Above, we demonstrated the simplest clustering implementation in Power BI. I note that this method trains the clustering model every time a dataset is updated in Power BI. This can be a problem for the following reasons:
- When the model is re-trained on the new data, the cluster labels can change (that is, if earlier some data points were assigned to the first cluster, then when re-trained, they can be assigned to the second cluster);
- You will not want to spend several hours each time re-training the model.
A more effective way to implement clustering in Power BI instead of re-learning over and over is to use a pre-trained model to create cluster labels.
Early Model Training
You can use any integrated development environment (IDE) or Notebook to train the model. In this example, we trained the clustering model in Visual Studio Code.
Then, the trained model is saved as a pickle file and imported into Power Query to generate cluster labels.
If you want to learn more about implementing cluster analysis in Jupyter notebook with PyCaret, watch this two-minute video.
Using the pre-trained model
Run the code below to generate tags from the pre-trained model:
from pycaret.clustering import * dataset = predict_model('c:/.../clustering_deployment_20052020, data = dataset)
The result will be the same as we observed earlier. The only difference is that when using the pre-trained model, the tags will be generated based on the new data set using the old model, and not on the model that has been retrained.

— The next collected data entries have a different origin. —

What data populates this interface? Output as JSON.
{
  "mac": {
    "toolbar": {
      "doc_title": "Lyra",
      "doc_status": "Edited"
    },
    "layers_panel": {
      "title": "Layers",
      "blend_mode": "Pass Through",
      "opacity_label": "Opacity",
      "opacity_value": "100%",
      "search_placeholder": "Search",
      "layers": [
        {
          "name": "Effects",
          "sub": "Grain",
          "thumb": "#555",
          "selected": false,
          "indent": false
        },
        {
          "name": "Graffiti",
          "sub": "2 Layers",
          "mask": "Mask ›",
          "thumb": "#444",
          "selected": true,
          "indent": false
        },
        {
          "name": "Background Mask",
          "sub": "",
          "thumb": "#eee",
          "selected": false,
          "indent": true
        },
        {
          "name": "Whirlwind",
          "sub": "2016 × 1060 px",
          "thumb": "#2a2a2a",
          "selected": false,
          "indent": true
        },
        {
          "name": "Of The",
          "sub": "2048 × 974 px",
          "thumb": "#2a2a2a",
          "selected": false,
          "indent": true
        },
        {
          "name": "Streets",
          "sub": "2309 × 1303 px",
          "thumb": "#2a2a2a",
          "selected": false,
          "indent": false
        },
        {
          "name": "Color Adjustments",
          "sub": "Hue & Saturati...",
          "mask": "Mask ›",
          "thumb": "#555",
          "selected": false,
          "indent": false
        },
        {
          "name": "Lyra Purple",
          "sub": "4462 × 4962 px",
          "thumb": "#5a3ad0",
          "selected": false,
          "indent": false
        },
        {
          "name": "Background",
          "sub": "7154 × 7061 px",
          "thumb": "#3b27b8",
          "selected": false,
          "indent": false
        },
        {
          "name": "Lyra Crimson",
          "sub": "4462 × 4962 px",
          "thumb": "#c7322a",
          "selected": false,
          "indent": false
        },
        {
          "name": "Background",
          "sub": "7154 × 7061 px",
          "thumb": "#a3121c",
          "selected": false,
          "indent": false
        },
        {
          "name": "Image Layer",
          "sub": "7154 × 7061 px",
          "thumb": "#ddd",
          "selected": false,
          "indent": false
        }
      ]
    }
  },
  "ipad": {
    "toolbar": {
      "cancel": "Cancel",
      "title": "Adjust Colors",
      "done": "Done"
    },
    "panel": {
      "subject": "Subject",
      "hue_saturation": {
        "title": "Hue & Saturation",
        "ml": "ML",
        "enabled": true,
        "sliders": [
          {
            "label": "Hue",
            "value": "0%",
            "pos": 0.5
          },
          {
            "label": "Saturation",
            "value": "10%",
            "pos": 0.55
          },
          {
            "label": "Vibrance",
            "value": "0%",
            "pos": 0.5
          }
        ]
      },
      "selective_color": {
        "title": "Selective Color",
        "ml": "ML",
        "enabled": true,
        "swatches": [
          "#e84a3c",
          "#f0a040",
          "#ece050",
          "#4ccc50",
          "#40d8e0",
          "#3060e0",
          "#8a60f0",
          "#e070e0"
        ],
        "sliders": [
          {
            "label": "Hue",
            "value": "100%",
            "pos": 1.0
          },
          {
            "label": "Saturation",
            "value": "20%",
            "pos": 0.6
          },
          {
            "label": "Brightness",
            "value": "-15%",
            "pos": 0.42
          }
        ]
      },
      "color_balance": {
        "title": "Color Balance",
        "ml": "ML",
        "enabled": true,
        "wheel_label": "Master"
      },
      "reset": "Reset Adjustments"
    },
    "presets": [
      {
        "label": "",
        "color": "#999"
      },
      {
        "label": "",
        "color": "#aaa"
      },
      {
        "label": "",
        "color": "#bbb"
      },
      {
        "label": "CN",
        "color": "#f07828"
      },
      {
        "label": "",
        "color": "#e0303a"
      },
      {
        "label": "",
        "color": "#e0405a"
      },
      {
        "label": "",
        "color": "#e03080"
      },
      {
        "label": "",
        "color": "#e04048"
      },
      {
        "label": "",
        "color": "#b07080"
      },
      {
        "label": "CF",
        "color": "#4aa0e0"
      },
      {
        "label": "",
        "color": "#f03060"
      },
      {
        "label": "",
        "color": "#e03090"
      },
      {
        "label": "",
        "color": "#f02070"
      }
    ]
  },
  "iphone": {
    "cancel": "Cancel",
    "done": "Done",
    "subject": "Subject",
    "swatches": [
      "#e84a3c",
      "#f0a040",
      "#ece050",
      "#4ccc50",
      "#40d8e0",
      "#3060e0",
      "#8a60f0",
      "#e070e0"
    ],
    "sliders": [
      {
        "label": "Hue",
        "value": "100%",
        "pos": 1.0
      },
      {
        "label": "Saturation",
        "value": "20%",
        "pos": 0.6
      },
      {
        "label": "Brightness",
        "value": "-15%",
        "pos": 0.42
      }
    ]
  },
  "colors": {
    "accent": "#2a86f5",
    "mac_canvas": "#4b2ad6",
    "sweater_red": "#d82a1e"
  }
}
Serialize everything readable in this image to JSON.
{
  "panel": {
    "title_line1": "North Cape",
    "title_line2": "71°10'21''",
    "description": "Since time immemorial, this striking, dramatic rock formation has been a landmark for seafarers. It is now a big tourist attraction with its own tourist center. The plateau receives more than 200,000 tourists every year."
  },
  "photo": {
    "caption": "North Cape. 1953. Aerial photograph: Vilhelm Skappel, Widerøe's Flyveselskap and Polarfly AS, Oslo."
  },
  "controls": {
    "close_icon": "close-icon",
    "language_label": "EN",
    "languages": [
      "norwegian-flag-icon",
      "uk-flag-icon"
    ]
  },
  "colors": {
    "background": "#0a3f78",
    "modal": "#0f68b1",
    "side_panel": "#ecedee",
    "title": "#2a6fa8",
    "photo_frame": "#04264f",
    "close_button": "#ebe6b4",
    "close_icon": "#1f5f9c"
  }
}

Work with Power BI Service
After you upload the .pbix file to the Power BI service, you will need to follow a few more steps to ensure smooth integration of the machine learning pipeline into your data pipeline. The steps will be as follows:
- Turn on the scheduled update of the data set – this will allow to schedule the workbook with your data set to be updated using a Python script, take a look at the section Configuring scheduled refresh, which also has information about Personal Gateway.
- Install Personal Gateway – you will need a Personal Gateway, which must be installed in the same directory where Python is installed. The Power BI service must have access to the Python environment. Here You can learn more about how to install and configure Personal Gateway.
If you want to know more about cluster analysis, you can familiarize yourself with our guide in this notebook’e.